| (I ran engineering for a DRM firm for several years about the same time as Peter put this out.) It was pretty stunningly apparent at the time that the Internet was very good for information sharing, that crushing Napster hadn't exactly stopped people from sharing digital media, and that trying to make media exceedingly secure and hard to use was not a winning strategy. If you want a customer to pay for your product, you have to offer value - if it's both more expensive and harder to use, you've made adoption pretty unlikely. In '03, MP3 players were entirely prevalent, mostly didn't support useful DRM, and the music industry mostly sold little silver discs which came with no restrictions. So it wasn't that the threat model to make music readily redistributable for free was "the smartest black hats out there figure out how to crack your crypto and DRM", it was "an average user rips a CD into MP3s and shares it". As you might expect, it was frustrating to try to deal with the competing demands from Hollywood at the time. People mostly didn't bother attacking the DRM - they just went and created or file-shared to get the more usable files without the protection layer. But there was still a great deal of insistence that whatever content protection layer was put in could be a vault to keep media safe forever, rather than a speedbump to piracy. (Meanwhile, of course, CDs were raw bitstreams of high fidelity audio data...) |
And one way to determine if some copyrighted content has value is to pirate it and consume it. It's the very same than me going to a friend's house, watching a movie and buying it afterwards because I liked it.

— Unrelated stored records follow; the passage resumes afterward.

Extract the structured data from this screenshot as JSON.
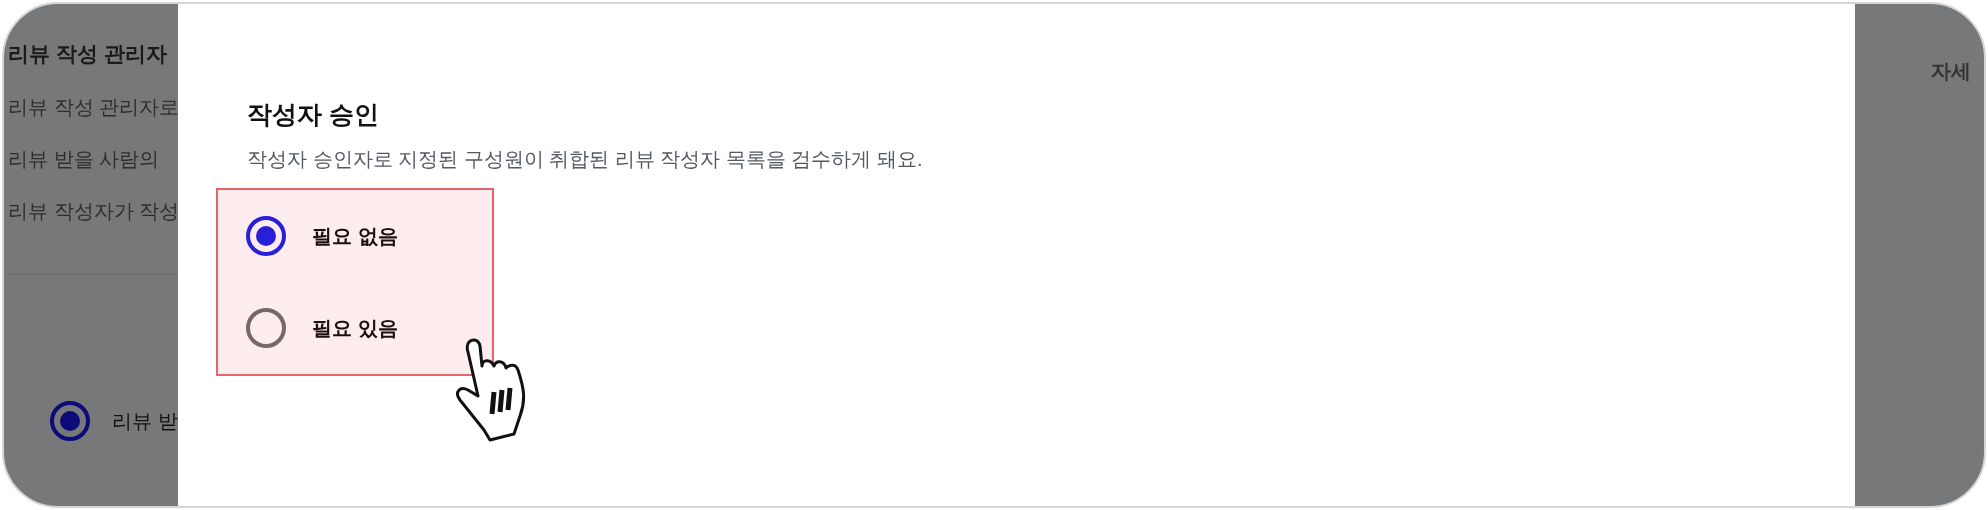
{
  "background": {
    "title": "리뷰 작성 관리자",
    "lines": [
      "리뷰 작성 관리자로",
      "리뷰 받을 사람의",
      "리뷰 작성자가 작성"
    ],
    "option": {
      "label": "리뷰 받",
      "selected": true
    },
    "side_title": "자세"
  },
  "dialog": {
    "title": "작성자 승인",
    "description": "작성자 승인자로 지정된 구성원이 취합된 리뷰 작성자 목록을 검수하게 돼요.",
    "options": [
      {
        "label": "필요 없음",
        "selected": true
      },
      {
        "label": "필요 있음",
        "selected": false
      }
    ]
  }
}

Then you realize that your pirated copy plays without all the trouble of the DRM copy and you stop buying content altogether, which would cost more because of DRM anyways. People don't like being controlled and will always work very, very hard around this. The more someone is able to think critically for oneself, the least they like being controlled.
The fact that a large portion of today's content is created solely for the purpose of making profits certainly doesn't help. I'm pretty sure if we fired everyone supporting DRM and used their resources to create quality content instead, the problem would simply fade away.
Some of the games I previously bought were impossible to play with DRM; either they refused to start because I had a virtual disc emulator installed (to read linux images, of course!) or the DRM checks made the game slow. Getting the pirated copy gave me a much simpler installation process, no complains about my virtual disc emulator and no performance drops whatsoever.
In the end, DRM really is an anti-pattern.